Bighorn sheep in western North Dakota thriving
North Dakota bighorn sheep are thriving. Last month, the North Dakota Game and Fish Department (NDGFD) reported that biologists counted 322 bighorn sheep in western North Dakota – 97 rams, 170 ewes and 55 lambs – during its 2020 bighorn sheep survey. This is an 11% increase in this portion of the bighorn sheep population since 2019 and is 13% above the five-year average, News Dakota reports.
“The increase in the 2020 count reflects lessening effects of bacterial pneumonia that was detected in 2014,” said big game biologist Brett Wiedmann.
The record count, which surpasses the previous record of 313 bighorn sheep in 2008, doesn’t include about 40 sheep in the North Unit of Theodore Roosevelt National Park and other bighorn sheep recently relocated to the Fort Berthold Indian Reservation, according to News Dakota.
Yet, despite the good news, the southern badlands herd isn’t faring as well and the 2020 count found that the population has dipped to its lowest level since 1999.

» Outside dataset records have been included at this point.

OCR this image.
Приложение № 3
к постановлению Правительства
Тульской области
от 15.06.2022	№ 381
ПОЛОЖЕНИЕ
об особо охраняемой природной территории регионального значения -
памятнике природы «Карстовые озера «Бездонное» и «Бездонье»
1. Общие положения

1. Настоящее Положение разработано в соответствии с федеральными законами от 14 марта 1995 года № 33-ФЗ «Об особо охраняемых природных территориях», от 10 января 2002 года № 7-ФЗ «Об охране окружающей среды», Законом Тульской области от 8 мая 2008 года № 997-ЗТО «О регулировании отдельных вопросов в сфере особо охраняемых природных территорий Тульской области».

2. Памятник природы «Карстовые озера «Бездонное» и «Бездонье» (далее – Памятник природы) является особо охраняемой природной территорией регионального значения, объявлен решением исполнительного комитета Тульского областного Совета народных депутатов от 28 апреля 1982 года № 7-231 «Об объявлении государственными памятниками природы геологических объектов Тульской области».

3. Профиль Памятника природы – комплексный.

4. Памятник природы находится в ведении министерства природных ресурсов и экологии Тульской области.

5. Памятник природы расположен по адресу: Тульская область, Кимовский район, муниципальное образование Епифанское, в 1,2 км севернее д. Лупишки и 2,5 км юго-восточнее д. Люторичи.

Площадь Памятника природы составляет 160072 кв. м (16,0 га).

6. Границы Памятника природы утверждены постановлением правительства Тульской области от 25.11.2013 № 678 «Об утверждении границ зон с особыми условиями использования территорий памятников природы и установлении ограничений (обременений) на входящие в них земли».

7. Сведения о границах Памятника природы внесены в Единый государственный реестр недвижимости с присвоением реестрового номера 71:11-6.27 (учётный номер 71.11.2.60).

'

“We were encouraged to see the count of adult rams increase after declining the last four years, and adult ewes were at record numbers,” said Wiedmann. “Most encouraging was a record lamb count corresponding with a record recruitment rate.”
What does this mean for a 2021 bighorn sheep hunting season? As of now, it’s still to be determined. According to News Dakota, NDGFD plans to decide whether to move forward with the season after the summer population is conducted – roughly around Sept. 1.